将基类型转换/强制转换为派生泛型类型

本文关键字：转换派生泛型类型类型转换 | 更新日期: 2023-09-27 18:22:48

在下面的代码中，我想调用一个在派生类中声明的方法：

class BaseClass
{
    // ...
}
class A<T> : BaseClass
{
    public void F(T args){ //... }
}
class B<T> : BaseClass
{
    // B<T> doesn't have method F()
}
///....
class myApplication
{
    // ...
    public void DoSomething(BaseClass arg)
    {
        // Now I know that arg is of type A<T> for some type T
        // but I don't know what T is.
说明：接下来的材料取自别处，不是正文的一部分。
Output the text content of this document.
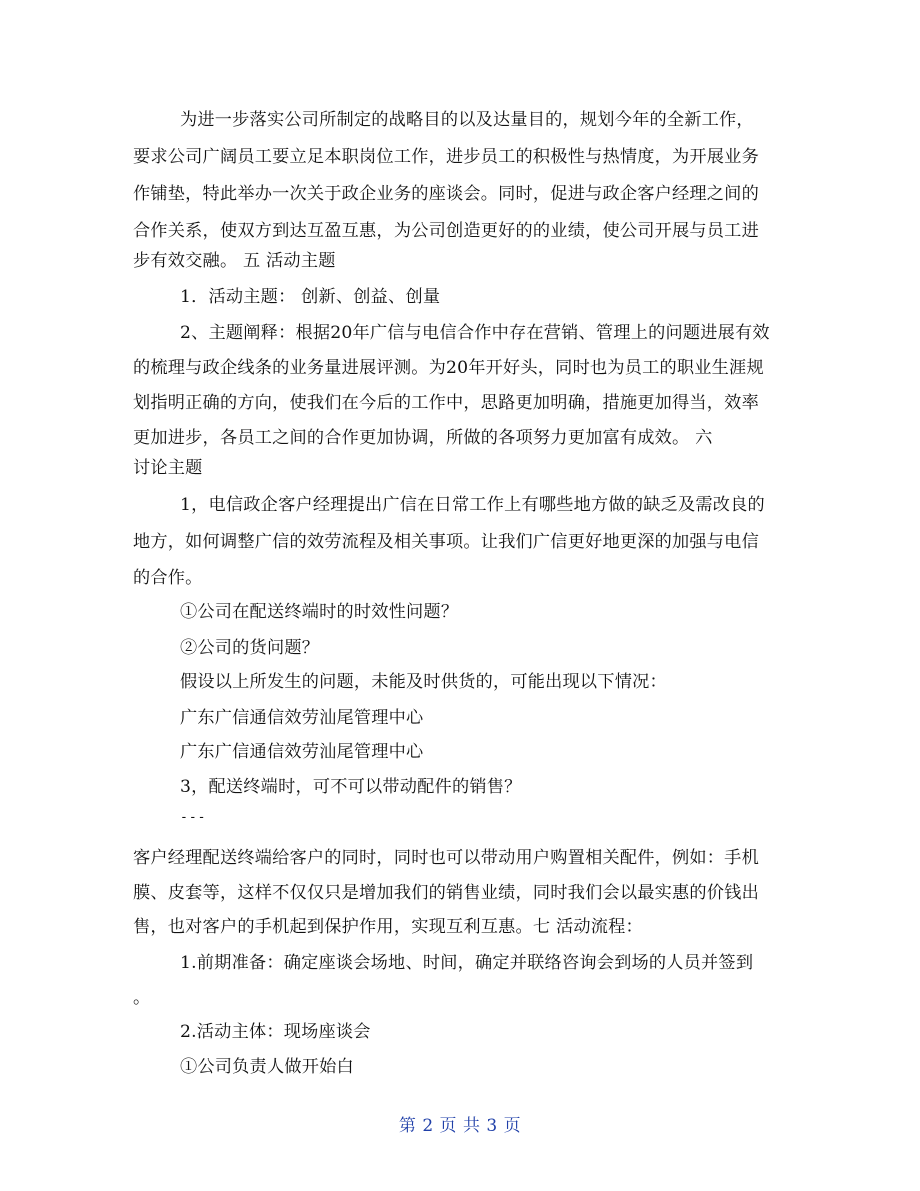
为进一步落实公司所制定的战略目的以及达量目的，规划今年的全新工作，
要求公司广阔员工要立足本职岗位工作，进步员工的积极性与热情度，为开展业务
作铺垫，特此举办一次关于政企业务的座谈会。同时，促进与政企客户经理之间的
合作关系，使双方到达互盈互惠，为公司创造更好的的业绩，使公司开展与员工进
步有效交融。 五 活动主题
1．活动主题： 创新、创益、创量
2、主题阐释：根据20年广信与电信合作中存在营销、管理上的问题进展有效
的梳理与政企线条的业务量进展评测。为20年开好头，同时也为员工的职业生涯规
划指明正确的方向，使我们在今后的工作中，思路更加明确，措施更加得当，效率
更加进步，各员工之间的合作更加协调，所做的各项努力更加富有成效。 六
讨论主题
1，电信政企客户经理提出广信在日常工作上有哪些地方做的缺乏及需改良的
地方，如何调整广信的效劳流程及相关事项。让我们广信更好地更深的加强与电信
的合作。
①公司在配送终端时的时效性问题？
②公司的货问题？
假设以上所发生的问题，未能及时供货的，可能出现以下情况：
广东广信通信效劳汕尾管理中心
广东广信通信效劳汕尾管理中心
3，配送终端时，可不可以带动配件的销售？
---
客户经理配送终端给客户的同时，同时也可以带动用户购置相关配件，例如：手机
膜、皮套等，这样不仅仅只是增加我们的销售业绩，同时我们会以最实惠的价钱出
售，也对客户的手机起到保护作用，实现互利互惠。七 活动流程：
1.前期准备：确定座谈会场地、时间，确定并联络咨询会到场的人员并签到
。
2.活动主体：现场座谈会
①公司负责人做开始白
第 2 页 共 3 页
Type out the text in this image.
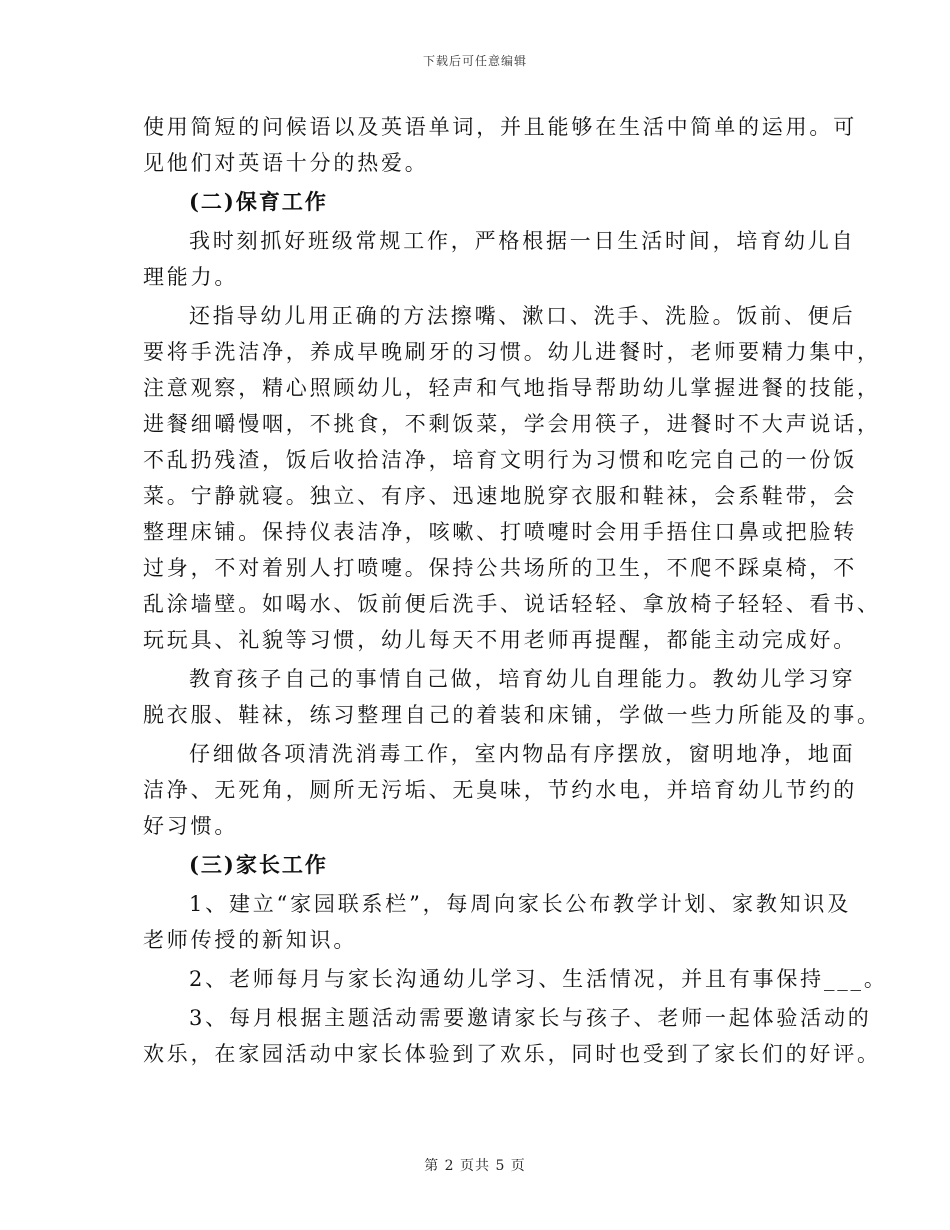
下载后可任意编辑
使用简短的问候语以及英语单词，并且能够在生活中简单的运用。可
见他们对英语十分的热爱。
(二)保育工作
我时刻抓好班级常规工作，严格根据一日生活时间，培育幼儿自
理能力。
还指导幼儿用正确的方法擦嘴、漱口、洗手、洗脸。饭前、便后
要将手洗洁净，养成早晚刷牙的习惯。幼儿进餐时，老师要精力集中，
注意观察，精心照顾幼儿，轻声和气地指导帮助幼儿掌握进餐的技能，
进餐细嚼慢咽，不挑食，不剩饭菜，学会用筷子，进餐时不大声说话，
不乱扔残渣，饭后收拾洁净，培育文明行为习惯和吃完自己的一份饭
菜。宁静就寝。独立、有序、迅速地脱穿衣服和鞋袜，会系鞋带，会
整理床铺。保持仪表洁净，咳嗽、打喷嚏时会用手捂住口鼻或把脸转
过身，不对着别人打喷嚏。保持公共场所的卫生，不爬不踩桌椅，不
乱涂墙壁。如喝水、饭前便后洗手、说话轻轻、拿放椅子轻轻、看书、
玩玩具、礼貌等习惯，幼儿每天不用老师再提醒，都能主动完成好。
教育孩子自己的事情自己做，培育幼儿自理能力。教幼儿学习穿
脱衣服、鞋袜，练习整理自己的着装和床铺，学做一些力所能及的事。
仔细做各项清洗消毒工作，室内物品有序摆放，窗明地净，地面
洁净、无死角，厕所无污垢、无臭味，节约水电，并培育幼儿节约的
好习惯。
(三)家长工作
1、建立“家园联系栏”，每周向家长公布教学计划、家教知识及
老师传授的新知识。
2、老师每月与家长沟通幼儿学习、生活情况，并且有事保持___。
3、每月根据主题活动需要邀请家长与孩子、老师一起体验活动的
欢乐，在家园活动中家长体验到了欢乐，同时也受到了家长们的好评。
第 2 页共 5 页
Also declaring DoSomething
        // as DoSomething<T>() is not an option.
        // 
        // I would like to call (arg as A<T>).F(...) but how can I
        // deduce T? Can it be done in any other way?
    }
}

请阅读代码中的注释。我怎么能做这样的事？

将基类型转换/强制转换为派生泛型类型

为了调用该方法，您可以运行以下代码：

class myApplication
{
    // ...
    public void DoSomething(BaseClass arg)
    {
        var type = arg.GetType();
        // Check whether a generic type was passed
        if (type.IsGenericType)
        {
            var genType = type.GetGenericTypeDefinition();
            // Check whether it is of type A<>
            if (genType == typeof(A<>))
            {
                // Get generic argument type
                var genArg = type.GenericTypeArguments[0];
                // Create a default instance; might not work under all circumstances
                // Better to get the method parameter in another way
                var mthArg = Activator.CreateInstance(genArg);
                // Get method that is to be called
                var mth = type.GetMethod("F");
                // Invoke method dynamically
                mth.Invoke(arg, new object[] { mthArg });
            }
        }
    }
}

请注意，将类型为T的参数传递给方法F非常重要。你必须为此准备好价值。在我的示例中，我添加了对Activator.CreateInstance的调用，该调用要求T具有公共默认构造函数（我使用int进行测试）。